Haymitch Abernathy and Steve Schmidt both endeavor to get the world at large to “buy into” their respective mentees. But, again, one is a power grab with potentially disastrous consequences and the other a bid for survival. The interesting part of these paradoxically perpendicular and parallel storylines is that the mistakes the McCain campaign made by choosing to focus on and nourish division, greed and shallow presentation rather than substance when they selected and groomed Palin is precisely what the Collins series (in part) warns could lead to our peril.

Now, we do not literally equate the 2008 Republican primary to a grotesque teenage bloodbath, but metaphorically, perhaps. As “Game Change” depicts it, the McCain campaign became so focused on winning that it lost track of its true value and what it is everyone involved were trying to accomplish. Unusual in politics? Clearly not.

But Harrelson’s Schmidt backs a woman he knows could mean the ruin of the nation he loves in order to do so. He attempts to craft her into a shiny package the citizenry will happily purchase despite its lack of true nourishment. She is a distraction, a glittering toy dangled before children who seemingly fail to see that their own good is being disregarded.

Harreslon's Haymitch Abernathy is forced to shape a young girl of unusual substance and little artifice into an image that a fat, self-centered, shallow populace that has become blind to even the basic tenants of moral integrity can "root for" in a sick approximation of "reality TV." He does so because he knows, whether she is aware of it or not, that Katniss can be a beacon to the many who suffer greatly at the hands of the few.
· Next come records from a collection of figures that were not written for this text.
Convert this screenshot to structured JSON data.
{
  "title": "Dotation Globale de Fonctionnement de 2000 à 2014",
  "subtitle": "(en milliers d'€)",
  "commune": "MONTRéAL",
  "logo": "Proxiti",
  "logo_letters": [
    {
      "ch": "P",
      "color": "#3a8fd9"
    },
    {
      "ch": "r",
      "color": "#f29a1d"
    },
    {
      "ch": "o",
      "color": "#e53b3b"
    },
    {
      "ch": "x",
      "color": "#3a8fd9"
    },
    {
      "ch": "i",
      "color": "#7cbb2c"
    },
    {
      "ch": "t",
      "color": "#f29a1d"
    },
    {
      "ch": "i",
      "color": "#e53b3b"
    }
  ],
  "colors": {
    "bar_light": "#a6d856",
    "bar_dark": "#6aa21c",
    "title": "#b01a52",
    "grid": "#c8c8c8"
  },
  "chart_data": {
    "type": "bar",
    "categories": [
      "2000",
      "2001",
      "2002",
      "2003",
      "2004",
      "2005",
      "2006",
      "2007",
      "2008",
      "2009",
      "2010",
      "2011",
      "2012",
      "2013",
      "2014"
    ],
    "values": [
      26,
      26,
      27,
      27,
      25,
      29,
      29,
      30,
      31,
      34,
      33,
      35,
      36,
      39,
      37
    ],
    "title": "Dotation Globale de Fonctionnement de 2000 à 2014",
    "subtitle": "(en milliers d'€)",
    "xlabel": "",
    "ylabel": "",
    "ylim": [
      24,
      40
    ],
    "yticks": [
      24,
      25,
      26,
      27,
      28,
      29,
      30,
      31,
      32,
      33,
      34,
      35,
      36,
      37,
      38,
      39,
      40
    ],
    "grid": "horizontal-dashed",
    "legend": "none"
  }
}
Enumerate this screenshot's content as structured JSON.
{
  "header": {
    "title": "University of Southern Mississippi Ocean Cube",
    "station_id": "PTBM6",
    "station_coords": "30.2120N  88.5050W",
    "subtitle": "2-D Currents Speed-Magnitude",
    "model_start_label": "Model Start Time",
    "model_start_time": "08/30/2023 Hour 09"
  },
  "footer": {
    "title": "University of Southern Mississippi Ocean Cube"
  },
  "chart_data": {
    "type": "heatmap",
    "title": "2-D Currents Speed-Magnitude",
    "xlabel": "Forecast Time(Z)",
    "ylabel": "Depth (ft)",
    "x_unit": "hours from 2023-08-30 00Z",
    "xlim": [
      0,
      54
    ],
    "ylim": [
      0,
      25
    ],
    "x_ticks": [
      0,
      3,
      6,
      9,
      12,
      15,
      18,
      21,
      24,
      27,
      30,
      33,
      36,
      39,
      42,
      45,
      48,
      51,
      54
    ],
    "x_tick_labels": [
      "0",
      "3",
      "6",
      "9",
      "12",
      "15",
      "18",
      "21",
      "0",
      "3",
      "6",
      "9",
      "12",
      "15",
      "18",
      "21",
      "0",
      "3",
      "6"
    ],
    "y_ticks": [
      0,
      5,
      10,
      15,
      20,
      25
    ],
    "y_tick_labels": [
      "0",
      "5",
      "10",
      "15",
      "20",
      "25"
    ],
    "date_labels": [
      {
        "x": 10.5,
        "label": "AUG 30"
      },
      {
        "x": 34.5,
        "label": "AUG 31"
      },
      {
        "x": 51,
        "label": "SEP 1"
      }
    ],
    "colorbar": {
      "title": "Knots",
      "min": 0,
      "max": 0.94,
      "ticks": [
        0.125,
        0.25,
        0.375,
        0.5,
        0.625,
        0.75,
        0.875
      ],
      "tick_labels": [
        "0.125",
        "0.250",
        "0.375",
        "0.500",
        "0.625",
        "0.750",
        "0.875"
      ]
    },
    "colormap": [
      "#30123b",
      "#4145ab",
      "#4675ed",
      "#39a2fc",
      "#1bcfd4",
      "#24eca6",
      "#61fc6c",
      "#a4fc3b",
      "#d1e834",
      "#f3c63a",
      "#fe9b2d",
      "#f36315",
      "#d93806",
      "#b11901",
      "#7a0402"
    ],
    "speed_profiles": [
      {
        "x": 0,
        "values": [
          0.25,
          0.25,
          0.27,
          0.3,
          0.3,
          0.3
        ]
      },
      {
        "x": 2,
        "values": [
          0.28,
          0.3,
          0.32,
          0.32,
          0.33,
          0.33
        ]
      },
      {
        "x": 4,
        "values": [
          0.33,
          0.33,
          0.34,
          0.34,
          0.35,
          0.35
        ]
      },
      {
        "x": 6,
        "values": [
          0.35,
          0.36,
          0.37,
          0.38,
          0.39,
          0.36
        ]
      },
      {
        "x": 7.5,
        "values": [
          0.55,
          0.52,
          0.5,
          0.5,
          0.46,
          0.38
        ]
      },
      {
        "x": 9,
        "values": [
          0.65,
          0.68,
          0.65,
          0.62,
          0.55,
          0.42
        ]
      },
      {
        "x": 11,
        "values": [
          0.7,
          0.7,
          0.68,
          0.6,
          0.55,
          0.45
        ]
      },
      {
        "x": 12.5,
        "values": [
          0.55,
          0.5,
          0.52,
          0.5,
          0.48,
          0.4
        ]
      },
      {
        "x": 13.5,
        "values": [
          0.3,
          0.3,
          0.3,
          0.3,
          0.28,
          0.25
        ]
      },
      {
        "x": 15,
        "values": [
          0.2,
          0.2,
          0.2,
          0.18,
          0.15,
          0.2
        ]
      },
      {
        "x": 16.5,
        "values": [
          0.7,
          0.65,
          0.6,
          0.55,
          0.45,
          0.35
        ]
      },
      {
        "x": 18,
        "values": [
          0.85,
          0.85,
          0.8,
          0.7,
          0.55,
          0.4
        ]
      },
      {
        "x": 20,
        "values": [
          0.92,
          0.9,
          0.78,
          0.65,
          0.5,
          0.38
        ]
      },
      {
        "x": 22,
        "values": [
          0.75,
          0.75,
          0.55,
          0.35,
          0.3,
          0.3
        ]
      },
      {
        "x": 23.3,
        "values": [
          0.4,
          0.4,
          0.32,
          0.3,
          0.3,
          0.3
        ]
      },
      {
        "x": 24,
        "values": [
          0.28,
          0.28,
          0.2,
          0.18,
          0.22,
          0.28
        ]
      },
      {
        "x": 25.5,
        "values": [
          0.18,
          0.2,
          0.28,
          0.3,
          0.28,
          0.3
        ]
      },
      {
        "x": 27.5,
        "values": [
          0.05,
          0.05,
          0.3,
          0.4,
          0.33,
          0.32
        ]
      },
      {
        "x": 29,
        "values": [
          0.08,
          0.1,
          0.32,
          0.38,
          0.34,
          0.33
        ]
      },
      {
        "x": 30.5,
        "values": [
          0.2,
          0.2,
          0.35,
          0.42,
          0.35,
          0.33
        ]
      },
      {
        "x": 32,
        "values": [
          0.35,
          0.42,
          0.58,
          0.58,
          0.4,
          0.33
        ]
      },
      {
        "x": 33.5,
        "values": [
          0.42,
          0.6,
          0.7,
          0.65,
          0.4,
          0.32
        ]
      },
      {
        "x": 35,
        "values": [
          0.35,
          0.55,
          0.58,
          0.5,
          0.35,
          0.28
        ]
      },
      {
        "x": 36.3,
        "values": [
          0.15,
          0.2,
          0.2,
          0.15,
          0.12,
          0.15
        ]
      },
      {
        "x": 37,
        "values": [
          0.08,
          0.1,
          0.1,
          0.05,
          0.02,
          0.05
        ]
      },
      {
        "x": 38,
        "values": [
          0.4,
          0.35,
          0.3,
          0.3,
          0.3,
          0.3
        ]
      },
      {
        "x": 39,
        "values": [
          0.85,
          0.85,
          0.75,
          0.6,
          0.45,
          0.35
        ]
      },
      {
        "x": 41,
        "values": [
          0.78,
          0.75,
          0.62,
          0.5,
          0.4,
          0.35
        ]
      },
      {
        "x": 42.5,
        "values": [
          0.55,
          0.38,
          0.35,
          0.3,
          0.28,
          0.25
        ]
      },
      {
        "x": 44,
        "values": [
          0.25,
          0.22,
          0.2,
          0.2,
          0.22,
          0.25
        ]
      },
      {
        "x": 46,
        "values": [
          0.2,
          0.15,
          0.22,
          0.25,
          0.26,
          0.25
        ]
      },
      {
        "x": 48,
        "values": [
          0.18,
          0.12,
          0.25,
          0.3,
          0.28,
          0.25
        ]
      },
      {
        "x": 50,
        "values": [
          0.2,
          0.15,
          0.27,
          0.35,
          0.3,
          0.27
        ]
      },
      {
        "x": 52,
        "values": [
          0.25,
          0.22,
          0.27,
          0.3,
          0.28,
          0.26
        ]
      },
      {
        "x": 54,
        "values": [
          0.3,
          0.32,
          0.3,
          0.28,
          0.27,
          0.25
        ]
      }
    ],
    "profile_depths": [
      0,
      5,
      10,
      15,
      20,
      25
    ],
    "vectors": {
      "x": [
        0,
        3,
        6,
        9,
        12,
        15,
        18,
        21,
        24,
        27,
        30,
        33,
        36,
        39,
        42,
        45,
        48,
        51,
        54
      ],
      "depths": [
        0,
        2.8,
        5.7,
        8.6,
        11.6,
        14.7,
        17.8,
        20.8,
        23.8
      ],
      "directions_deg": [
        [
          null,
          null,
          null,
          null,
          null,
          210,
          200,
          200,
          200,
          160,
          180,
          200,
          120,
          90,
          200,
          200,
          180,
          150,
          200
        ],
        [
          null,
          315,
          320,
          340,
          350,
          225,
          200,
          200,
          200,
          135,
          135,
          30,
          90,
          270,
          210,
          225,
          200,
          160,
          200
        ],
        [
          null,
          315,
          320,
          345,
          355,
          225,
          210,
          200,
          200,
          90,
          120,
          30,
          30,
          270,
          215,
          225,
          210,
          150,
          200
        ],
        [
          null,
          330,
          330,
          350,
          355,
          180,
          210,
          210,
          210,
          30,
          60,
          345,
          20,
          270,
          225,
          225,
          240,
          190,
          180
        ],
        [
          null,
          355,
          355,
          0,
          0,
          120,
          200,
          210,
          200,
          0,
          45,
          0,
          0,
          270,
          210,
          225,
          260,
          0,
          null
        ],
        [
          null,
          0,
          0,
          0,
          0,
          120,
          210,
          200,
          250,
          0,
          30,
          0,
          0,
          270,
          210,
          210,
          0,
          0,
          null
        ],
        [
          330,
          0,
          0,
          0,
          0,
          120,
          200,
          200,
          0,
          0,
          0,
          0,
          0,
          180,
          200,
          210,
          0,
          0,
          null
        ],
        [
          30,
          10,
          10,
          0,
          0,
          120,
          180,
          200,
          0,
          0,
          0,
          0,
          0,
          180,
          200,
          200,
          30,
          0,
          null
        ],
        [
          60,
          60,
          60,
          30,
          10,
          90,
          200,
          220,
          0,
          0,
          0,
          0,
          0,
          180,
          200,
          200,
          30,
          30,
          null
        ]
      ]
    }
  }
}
Where Katniss is an unwilling symbol who would rather live an actual life, Palin was "the best actress in politics," a woman who (in this rendering) revered fame for fame's sake and had little interest in the true business at hand: serving the people.

Palin's toxic narcissism is dangerous to those who would allow her to govern them while Katniss’s unflinching honesty makes her a reluctant but worthy leader. But in each case, it is the populace’s poisoned value system and obsession with the shallow veil of contrived "personalities," sensation and flash that leads to their ultimate decline.

Perhaps Harrelson - quite the socio-politically-minded individual - consciously meant to point to a gaping cultural wound when he took on these respective roles. Perhaps not. But for some of us, that’s just what he did.